Questo appare evidente dagli studi degli stessi marxisti quando siano degli
studi seri, come quello di Paul Louis su «Le travail dans le monde romain»
(Parigi 1912). Da questo libro risulta chiaramente che il ceto capitalista
romano si è formato come parassita dello Stato e in quanto protetto dallo Stato.
Dai generali predoni ai governatori, dagli agenti delle imposte alle famiglie
degli argentari, dagli impiegati della dogana ai fornitori dell'esercito, la
borghesia romana si creò mediante la guerra, l'intervenzionismo statale
nell'economia, il fiscalismo statale, ecc., ben più che altrimenti. E se
esaminiamo l'interdipendenza tra lo stato e il capitalismo, vediamo che il
secondo ha largamente approfittato del primo per interessi statali e non
nettamente capitalistici. Tanto è vero questo, che lo sviluppo dello stato
precede lo sviluppo del capitalismo. L'Impero Romano era già un organismo
vastissimo e complesso quando il capitalismo romano era ancora alla gestione
familiare. Paul Louis, non esita a proclamare:
«Il capitalismo antico è nato dalla guerra». I primi capitalisti furono,
infatti, i generali ed i pubblicani. Tutta la storia della formazione delle
fortune è storia nella quale è presente lo Stato. È da questa convinzione che lo
Stato è stato ed è il padre del capitalismo e non soltanto il suo alleato
naturale, che noi deriviamo la convinzione che la distruzione dello Stato è la
conditio sine qua non della distruzione delle classi e della non-rinascita di
esse.
Nel suo saggio su «Lo Stato Moderno», Kropotkin osserva:
«Chiedere a una istituzione che rappresenta uno sviluppo storico che essa
distrugga i privilegi che dovette sviluppare, è come riconoscersi incapaci di
comprendere ciò che significa nella vita delle società uno sviluppo storico. E’

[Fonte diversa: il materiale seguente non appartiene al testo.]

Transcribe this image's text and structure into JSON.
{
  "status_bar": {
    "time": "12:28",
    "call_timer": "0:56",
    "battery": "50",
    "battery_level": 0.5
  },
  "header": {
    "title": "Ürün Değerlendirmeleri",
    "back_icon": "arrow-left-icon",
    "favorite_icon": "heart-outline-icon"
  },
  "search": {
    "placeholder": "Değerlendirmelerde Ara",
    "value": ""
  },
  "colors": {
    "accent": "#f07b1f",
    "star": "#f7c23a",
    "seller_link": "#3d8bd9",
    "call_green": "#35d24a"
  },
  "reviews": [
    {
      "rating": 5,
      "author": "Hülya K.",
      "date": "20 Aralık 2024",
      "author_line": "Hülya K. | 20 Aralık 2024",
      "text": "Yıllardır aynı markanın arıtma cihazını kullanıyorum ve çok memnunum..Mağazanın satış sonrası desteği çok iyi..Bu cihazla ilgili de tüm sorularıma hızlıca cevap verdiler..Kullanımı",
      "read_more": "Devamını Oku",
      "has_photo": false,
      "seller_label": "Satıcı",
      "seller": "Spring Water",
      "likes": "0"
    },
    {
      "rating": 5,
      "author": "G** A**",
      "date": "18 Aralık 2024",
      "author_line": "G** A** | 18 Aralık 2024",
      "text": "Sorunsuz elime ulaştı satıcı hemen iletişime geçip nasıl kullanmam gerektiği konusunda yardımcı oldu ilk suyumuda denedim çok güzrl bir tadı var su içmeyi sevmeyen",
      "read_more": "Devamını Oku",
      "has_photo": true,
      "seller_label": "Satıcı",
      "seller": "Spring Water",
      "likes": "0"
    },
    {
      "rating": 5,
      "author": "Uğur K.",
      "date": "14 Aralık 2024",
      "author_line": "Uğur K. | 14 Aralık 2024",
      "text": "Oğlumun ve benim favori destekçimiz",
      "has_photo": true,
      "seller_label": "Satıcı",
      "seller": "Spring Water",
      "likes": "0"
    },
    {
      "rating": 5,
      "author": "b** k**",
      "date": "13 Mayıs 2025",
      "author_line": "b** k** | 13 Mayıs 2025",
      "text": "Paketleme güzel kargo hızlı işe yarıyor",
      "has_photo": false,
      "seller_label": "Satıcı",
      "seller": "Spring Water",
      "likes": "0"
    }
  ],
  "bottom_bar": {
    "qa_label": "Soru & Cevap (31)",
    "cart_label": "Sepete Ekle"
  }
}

come misconoscere questa regola generale della natura organica: le nuove
funzioni esigono nuovi organi elaborati dalle funzioni stesse».
Arturo Labriola, nel suo libro sopra citato, osserva a sua volta:
«Se lo Stato è potere conservatore rispetto alla classe che lo domina, non è lo
sparire di questa classe che fa sparire lo Stato, ma è lo sparire dello Stato
che è tutta la critica anarchistica, che da questo punto di vista, è molto più
esatta della critica marxistica. Finché lo Stato conserva la classe, la classe
non sparisce. Più lo Stato diventa forte e più diventa forte la classe protetta
dallo Stato, cioè a dire più possente diviene la sua energia vitale e più sicura
la sua esistenza. Ora una classe forte è una classe più fortemente differenziata
dalle altre classi. Nei limiti in cui l'esistenza dello Stato dipende
dall'esistenza delle classi, il fatto medesimo dello Stato - se la teoria
engelsiana è vera - determina l’indefinita esistenza delle classi e quindi di se
stesso come Stato».
Una grande, decisiva conferma dell'esattezza della nostra tesi su lo Stato
generatore del capitalismo è offerta dall'URSS nella quale il socialismo di
stato favorisce il sorgere di nuove classi".